Last week I turned 60 years old surrounded by family and friends. As I anticipated their visit in addition to the color-coded schedule I had to create to manage all the comings and goings and ensure they saw the best parts of my new landscape, I also tried to find one word that would sum up all the changes since I was last with them all. The unbidden word was beholden.

Beholden was assigned to me by my landlady/roommate/and dear friend Kathy last Thanksgiving. It was my first Thanksgiving away from home, but also my first Thanksgiving with my sons who have lived here the last three years. Kathy not only invited me to join her family, but she also invited my sons, as well as several others. All of us strangers, some new to the holiday–a community giving thanks for one short day.

Kathy assigned everyone a synonym of “thanks” through a place card and after the meal asked us each to tell our word and what it meant to us. Each person who went before me was overcome with emotion when describing what they were grateful for. I was becoming anxious as it gets closer to my turn as my assigned word was beholden.

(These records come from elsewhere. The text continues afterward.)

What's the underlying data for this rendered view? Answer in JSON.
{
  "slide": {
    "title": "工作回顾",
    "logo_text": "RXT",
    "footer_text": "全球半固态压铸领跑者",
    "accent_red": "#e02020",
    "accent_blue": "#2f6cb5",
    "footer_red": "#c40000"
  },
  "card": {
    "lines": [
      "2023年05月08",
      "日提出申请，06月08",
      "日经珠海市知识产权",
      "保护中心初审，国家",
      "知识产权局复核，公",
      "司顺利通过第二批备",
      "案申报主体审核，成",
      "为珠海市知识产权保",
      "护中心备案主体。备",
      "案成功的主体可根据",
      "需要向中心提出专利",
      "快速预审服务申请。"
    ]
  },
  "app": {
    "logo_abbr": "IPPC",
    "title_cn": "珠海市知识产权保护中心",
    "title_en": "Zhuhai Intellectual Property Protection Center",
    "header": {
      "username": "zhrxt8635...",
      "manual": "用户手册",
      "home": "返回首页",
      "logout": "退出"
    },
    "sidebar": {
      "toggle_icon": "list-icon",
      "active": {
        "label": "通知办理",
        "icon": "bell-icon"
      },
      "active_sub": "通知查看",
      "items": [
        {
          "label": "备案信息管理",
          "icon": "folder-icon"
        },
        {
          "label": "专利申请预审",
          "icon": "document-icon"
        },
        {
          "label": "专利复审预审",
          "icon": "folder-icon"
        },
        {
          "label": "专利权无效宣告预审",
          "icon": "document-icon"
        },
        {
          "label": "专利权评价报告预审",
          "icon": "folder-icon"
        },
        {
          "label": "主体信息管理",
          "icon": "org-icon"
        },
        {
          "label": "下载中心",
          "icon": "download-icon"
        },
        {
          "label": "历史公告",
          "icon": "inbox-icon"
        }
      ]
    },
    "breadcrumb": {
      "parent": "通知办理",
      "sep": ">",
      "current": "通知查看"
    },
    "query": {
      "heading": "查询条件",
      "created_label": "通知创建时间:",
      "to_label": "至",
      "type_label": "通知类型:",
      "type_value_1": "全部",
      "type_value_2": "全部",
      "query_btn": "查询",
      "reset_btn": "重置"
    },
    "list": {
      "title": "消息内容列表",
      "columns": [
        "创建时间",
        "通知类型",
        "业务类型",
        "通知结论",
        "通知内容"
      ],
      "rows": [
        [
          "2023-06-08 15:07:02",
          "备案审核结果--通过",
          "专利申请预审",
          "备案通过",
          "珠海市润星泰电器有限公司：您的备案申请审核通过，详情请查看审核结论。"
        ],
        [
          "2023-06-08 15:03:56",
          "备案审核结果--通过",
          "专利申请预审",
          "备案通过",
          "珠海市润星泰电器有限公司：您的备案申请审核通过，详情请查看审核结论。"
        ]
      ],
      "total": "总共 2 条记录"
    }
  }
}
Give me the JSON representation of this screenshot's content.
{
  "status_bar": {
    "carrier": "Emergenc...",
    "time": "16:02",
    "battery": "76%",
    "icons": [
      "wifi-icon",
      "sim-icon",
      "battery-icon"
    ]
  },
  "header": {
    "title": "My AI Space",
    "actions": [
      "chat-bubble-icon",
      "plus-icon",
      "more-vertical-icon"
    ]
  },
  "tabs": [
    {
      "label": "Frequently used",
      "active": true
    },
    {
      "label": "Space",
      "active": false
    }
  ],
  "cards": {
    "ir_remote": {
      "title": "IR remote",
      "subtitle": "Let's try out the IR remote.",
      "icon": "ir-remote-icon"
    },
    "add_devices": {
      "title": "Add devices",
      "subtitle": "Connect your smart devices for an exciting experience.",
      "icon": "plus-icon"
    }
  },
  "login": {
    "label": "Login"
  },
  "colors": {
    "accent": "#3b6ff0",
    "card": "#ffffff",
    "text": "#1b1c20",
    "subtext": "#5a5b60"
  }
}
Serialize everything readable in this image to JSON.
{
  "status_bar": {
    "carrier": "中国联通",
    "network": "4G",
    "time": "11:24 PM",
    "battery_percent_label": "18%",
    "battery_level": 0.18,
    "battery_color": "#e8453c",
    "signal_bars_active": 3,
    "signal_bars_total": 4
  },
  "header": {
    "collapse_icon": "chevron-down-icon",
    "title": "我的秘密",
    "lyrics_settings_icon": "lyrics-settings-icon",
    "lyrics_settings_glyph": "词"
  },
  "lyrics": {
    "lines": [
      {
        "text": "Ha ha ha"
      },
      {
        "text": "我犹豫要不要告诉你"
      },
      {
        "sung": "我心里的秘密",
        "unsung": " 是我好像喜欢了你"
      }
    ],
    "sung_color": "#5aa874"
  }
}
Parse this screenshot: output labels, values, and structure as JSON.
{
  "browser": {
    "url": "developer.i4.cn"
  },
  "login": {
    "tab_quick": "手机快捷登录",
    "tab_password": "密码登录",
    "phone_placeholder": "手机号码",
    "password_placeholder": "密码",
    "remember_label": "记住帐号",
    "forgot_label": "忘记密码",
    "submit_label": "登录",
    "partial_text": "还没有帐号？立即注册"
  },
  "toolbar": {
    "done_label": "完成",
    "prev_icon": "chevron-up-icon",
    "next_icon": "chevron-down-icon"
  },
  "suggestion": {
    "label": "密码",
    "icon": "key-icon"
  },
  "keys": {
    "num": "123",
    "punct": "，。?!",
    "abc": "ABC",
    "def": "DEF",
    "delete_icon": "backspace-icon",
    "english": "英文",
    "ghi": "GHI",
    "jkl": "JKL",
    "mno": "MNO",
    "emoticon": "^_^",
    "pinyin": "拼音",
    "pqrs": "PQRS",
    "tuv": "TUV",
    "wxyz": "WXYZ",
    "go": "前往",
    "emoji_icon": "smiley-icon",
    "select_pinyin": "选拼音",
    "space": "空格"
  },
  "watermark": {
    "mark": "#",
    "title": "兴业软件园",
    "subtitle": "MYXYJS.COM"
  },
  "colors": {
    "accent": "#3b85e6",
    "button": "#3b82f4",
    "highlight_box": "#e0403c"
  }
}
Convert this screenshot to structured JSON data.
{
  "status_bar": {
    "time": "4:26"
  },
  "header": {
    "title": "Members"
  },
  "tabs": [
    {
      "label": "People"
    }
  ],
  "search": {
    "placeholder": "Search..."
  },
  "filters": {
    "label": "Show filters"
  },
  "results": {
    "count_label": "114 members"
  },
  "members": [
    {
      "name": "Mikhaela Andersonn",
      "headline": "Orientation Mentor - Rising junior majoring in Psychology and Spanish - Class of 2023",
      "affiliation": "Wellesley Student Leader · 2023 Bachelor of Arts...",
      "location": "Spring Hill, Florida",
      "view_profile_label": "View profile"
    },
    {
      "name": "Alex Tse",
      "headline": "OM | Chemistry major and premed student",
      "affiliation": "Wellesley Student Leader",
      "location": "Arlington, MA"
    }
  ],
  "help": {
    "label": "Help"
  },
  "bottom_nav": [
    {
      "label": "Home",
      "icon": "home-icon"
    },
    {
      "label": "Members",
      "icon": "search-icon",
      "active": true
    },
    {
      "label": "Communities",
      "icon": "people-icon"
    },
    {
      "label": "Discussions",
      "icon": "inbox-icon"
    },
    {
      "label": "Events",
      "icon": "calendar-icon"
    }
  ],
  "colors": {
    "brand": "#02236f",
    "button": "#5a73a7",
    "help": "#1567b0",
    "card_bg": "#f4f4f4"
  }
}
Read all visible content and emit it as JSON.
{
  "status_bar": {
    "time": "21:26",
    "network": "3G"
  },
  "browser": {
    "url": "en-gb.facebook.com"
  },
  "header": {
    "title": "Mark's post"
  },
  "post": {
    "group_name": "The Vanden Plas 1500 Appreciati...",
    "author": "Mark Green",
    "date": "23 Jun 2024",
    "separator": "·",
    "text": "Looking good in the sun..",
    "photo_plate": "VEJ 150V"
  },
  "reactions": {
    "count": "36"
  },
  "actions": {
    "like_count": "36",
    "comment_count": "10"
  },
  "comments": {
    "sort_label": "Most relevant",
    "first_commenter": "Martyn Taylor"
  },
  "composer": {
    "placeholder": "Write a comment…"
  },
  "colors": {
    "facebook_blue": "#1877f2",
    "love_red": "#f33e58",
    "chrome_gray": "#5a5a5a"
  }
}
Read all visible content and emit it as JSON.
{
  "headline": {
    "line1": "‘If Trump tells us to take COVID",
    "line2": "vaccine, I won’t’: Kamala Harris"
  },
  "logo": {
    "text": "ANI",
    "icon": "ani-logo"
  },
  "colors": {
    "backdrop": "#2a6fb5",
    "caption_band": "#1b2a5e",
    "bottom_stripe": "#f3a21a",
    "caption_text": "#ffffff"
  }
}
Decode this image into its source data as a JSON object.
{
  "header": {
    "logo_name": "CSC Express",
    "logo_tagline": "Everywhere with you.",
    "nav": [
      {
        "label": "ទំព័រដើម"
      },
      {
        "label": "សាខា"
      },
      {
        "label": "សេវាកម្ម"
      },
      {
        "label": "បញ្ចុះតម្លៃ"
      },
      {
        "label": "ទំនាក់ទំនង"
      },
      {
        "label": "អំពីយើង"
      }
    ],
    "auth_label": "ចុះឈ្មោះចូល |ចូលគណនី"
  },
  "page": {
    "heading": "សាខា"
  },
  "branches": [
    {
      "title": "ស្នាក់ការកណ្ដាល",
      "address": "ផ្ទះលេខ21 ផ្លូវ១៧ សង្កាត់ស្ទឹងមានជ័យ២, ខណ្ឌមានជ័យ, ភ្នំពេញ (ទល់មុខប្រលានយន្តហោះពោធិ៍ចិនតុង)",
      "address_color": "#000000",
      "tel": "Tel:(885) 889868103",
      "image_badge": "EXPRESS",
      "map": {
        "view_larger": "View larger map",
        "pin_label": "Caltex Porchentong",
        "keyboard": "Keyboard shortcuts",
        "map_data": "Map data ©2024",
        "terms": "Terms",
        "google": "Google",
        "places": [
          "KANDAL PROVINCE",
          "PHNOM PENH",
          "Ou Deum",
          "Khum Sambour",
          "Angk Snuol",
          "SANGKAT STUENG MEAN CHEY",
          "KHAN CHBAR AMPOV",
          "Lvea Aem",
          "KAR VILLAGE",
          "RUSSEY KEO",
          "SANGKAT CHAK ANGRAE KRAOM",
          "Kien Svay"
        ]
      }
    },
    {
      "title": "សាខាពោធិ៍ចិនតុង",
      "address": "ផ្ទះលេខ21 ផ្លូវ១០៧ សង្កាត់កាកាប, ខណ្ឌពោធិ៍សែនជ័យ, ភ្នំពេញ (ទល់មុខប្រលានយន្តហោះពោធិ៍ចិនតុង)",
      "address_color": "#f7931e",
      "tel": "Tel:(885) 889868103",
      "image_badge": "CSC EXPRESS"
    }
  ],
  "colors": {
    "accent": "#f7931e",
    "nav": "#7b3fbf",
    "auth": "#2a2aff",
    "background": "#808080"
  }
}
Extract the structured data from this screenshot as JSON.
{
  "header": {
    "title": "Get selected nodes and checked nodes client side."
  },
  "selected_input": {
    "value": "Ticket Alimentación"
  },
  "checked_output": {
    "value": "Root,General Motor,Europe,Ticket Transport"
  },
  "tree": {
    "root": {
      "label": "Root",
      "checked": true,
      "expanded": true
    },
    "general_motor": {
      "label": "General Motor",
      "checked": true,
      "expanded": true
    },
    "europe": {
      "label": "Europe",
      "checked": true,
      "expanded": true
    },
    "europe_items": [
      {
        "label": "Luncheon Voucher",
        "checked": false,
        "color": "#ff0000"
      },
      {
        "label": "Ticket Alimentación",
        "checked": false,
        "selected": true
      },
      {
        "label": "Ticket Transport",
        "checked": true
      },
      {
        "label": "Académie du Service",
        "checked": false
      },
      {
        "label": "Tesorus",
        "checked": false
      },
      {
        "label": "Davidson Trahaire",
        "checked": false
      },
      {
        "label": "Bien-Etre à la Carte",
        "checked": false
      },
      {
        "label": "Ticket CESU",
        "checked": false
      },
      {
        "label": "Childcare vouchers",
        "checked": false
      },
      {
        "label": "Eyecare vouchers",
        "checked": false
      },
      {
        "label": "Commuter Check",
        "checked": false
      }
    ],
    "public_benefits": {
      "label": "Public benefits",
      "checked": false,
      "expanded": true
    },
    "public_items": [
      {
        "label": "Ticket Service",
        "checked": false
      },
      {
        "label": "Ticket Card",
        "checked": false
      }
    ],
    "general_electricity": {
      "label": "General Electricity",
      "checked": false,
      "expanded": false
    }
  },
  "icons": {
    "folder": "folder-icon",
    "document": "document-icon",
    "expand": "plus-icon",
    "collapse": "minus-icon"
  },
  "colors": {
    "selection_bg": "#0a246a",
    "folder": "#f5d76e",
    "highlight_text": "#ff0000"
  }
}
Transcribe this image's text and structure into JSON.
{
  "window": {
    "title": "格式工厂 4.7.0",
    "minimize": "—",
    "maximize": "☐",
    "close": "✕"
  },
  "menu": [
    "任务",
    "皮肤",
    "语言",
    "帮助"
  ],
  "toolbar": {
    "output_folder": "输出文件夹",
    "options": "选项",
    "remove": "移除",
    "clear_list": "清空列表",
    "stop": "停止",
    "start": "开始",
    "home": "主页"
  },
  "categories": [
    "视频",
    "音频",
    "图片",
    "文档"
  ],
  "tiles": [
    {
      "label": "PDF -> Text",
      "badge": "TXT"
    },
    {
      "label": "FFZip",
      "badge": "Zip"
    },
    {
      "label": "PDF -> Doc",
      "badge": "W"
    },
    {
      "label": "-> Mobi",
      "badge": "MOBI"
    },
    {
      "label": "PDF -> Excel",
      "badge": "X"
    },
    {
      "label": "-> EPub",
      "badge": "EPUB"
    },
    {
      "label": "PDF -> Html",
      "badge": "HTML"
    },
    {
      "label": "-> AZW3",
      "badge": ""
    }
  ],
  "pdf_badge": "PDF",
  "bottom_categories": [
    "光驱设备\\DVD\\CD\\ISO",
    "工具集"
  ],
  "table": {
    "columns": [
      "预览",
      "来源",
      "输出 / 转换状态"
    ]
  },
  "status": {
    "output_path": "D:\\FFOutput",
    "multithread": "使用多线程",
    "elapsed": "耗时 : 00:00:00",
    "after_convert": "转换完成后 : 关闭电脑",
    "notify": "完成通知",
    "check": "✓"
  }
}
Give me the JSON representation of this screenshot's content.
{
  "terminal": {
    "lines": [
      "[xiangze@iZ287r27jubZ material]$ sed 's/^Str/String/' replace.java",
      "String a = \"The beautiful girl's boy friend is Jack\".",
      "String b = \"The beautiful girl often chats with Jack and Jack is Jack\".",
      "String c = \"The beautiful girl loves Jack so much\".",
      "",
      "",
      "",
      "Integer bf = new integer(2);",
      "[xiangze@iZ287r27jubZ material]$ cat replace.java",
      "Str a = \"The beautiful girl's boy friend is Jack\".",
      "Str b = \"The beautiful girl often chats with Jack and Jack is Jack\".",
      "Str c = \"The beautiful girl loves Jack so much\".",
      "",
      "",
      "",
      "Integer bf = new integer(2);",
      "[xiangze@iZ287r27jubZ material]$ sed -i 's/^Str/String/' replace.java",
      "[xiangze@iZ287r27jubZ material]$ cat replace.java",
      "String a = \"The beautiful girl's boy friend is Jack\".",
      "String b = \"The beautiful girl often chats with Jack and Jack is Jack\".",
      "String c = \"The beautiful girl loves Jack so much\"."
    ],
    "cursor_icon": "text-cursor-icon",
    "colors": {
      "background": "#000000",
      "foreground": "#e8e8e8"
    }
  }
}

At first, I looked at the word as having a negative connotation. I didn’t want to admit I was beholden to anyone or anything. Then I had a flash of inspiration, of truth, of light. Beholden is a positive concept. That my past year of travel and upheaval was only possible because I was beholden to so many who spoke truths to me, who supported me, who encouraged me to “leap and build my wings on the way down”

My mind was filled with all the memories, faces and experiences of the past year–and then brought back to the present moment realizing I was beholden to Kathy, for opening her home to me, her life and family to me–even her friends to me.

Now it was my birthday and she asked each person to share one word they thought of in relation to me, requiring me to listen, not deflect. As each person spoke and shared I was overwhelmed with love and joy. I also realized that each word they used was also true of them–that word was what bound us together in love and friendship.

Kathy’s word was generous. This from someone who moved out of her house to accommodate my guests, someone whose generosity is renowned by her friends and family.

Now beholden is the word I use to stay in gratitude, no man is an island and I am the person I am today because of every person whose life has touched mine.

My loved ones are generous, thrifty, fun, exuberant, inspirational, ebullient, creative, inflow, adventurous, connectors, passionate, badasses, spontaneous, incredible, live in the moment, love family, support each other and are driven. I am beholden to all of you for your gifts–your words, your love, and support.